Philip Heller and Simon Roberts, "Complete Java 2 Certification Study
Guide":
"In the first place, to say that a class implements an interface
really means that the class exposes the public methods listed in the
interface. Interfaces are for defining types and should be used
exclusively for that purpose. Constant interfaces only contain data,
so they definitely don’t define types.

The second disadvantage is a bit more complicated. Suppose someone you
work with writes some code that uses an instance of Scales. This
person can legally reference that instance with a variable of type
Conversion, even though doing so would be quite inappropriate. Later,
if you wanted to eliminate the Conversion interface, you couldn’t do
so, because your misguided colleague would be relying on the existence
of the interface."

Joshua Bloch, "Effective Java - Programming Language Guide":
"The constant interface pattern is a poor use of interfaces. That a
class uses some constants internally is an implementation detail.
Implementing a constant interface causes this implementation detail to
leak into the class's exported API. It is of no consequence to the
users of a class that the class implements a constant interface. In
fact, it may even confuse them. Worse, it represents a commitment: if
in a future release the class is modified so that it no longer needs
to use the constants, it still must implement the interface to ensure
binary compatibility. If a nonfinal class implements a constant
interface, all of its subclasses will have their namespaces polluted
by the constants in the interface."

To sum it up, which are basically what I told Kynan:

  1. Interface is for defining types, and not solely for holding constants.
  2. Avoid creating coupling. e.g. introducing or removing a method from the interface will either take you time to fix all implementing classes or make things look ugly. Likely or not, I don't care.

Regards,
Yuen-Chi Lian

3 comments:

Ivan Memruk said...

I think originally they used constant interfaces to type less (to be able to use them without specifying the declaring type when using the constant).
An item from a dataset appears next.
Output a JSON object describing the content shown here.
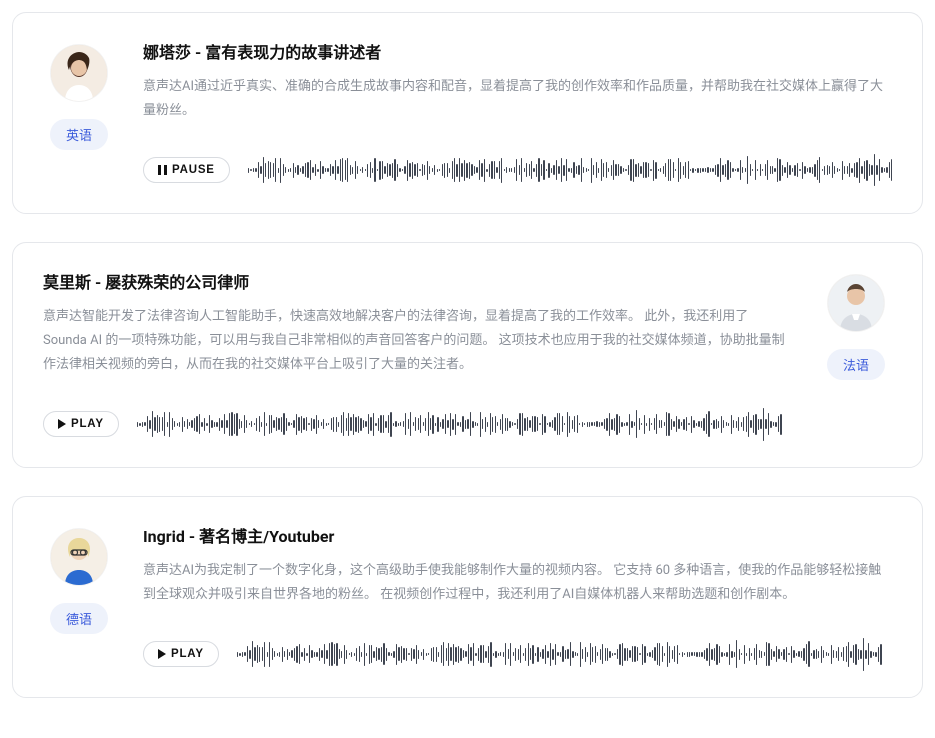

Although I don't accept that as a reason anyway, now you can use static imports for that.

Y said...

Thanks for pointing that out Ivan.

yc

Peter Lawrey said...

My view is: interfaces are simpler than classes and if you can use an interface for a given purpose, do so.

One interface I have lists all the System Properties which the application supports (documented in one place)

I would agree that you should keep the number of constant you expose to a minimum.